Atom can start over and build a community with a strong ethic that
everyone should be checking for "counterfeit" Atom feeds. I guess I
should just shut up and let you folks play Enforcer :-) but I'm
skeptical that this will work (for human reasons) -- the net effect
will be to create a "buzz" that Atom is something you don't want to
mess with because you'll get flamed (or spammed <grin>) by geeks who
babble about stuff that you don't care about. In a world where Atom
is stillborn, this whole discussion is moot.
My major point here is that simply rejecting bad data is not a great
option for any single actor in the system, and there's no global
enforcement mechanism, so services (code, SOAP-y, RESTful, whatever)
that fix bad data and make it real XML are a Good Thing -- everyone
downstream gets the advantages of XML, the original creators (who we
value for what they have to say, not their choice of software tools)
aren't stifled by the necessity of understanding the details of utf-8
vs iso-8859 encoding of the characters their authoring tools produce.

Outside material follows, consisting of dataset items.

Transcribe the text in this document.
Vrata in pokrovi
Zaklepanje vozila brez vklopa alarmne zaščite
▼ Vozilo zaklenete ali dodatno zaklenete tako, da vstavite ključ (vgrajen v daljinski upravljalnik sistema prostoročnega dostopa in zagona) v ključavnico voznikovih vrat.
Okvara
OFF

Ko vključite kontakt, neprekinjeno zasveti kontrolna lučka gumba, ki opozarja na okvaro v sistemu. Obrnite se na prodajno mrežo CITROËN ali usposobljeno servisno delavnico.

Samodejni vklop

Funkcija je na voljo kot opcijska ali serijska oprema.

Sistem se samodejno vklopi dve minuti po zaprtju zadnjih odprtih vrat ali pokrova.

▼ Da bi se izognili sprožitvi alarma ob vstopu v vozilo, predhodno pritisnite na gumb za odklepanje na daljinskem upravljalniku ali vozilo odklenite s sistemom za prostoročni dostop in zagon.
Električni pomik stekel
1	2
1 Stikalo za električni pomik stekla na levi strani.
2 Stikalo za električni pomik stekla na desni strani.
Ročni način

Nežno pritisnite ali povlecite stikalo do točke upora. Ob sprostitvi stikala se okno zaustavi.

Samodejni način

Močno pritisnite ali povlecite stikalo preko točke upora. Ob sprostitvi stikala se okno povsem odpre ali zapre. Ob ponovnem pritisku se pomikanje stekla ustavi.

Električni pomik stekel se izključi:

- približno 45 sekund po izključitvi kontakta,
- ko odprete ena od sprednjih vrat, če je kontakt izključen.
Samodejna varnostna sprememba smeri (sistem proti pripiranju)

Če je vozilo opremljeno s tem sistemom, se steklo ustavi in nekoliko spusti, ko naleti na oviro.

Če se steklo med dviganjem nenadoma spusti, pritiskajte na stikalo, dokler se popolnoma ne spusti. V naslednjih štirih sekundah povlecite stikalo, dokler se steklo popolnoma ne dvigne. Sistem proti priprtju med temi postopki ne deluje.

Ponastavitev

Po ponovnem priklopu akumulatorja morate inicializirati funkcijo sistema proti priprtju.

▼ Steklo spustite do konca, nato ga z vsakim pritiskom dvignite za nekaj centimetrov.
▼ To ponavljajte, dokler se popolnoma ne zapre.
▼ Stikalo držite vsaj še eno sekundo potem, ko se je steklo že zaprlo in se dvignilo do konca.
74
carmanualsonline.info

Ideally these services get invoked before the data is even serialized,
but invoking them anywhere far upstream can work too. The downside is
that it is *possible* that sometimes the fixes could distort the
meaning of truly horribly broken stuff that the fixer tries too hard to
clean up. For the domain of weblog syndication, it's hard to get too
excited about this problem. For the domain of data feeds tunnelled
through Atom, this is a real issue, and the *option* to track and
reject data that has been "fixed" is necessary. That seems like a more
productive and politically viable approach than saying Thou Shalt Not
Process Malformed XML, Ever.
|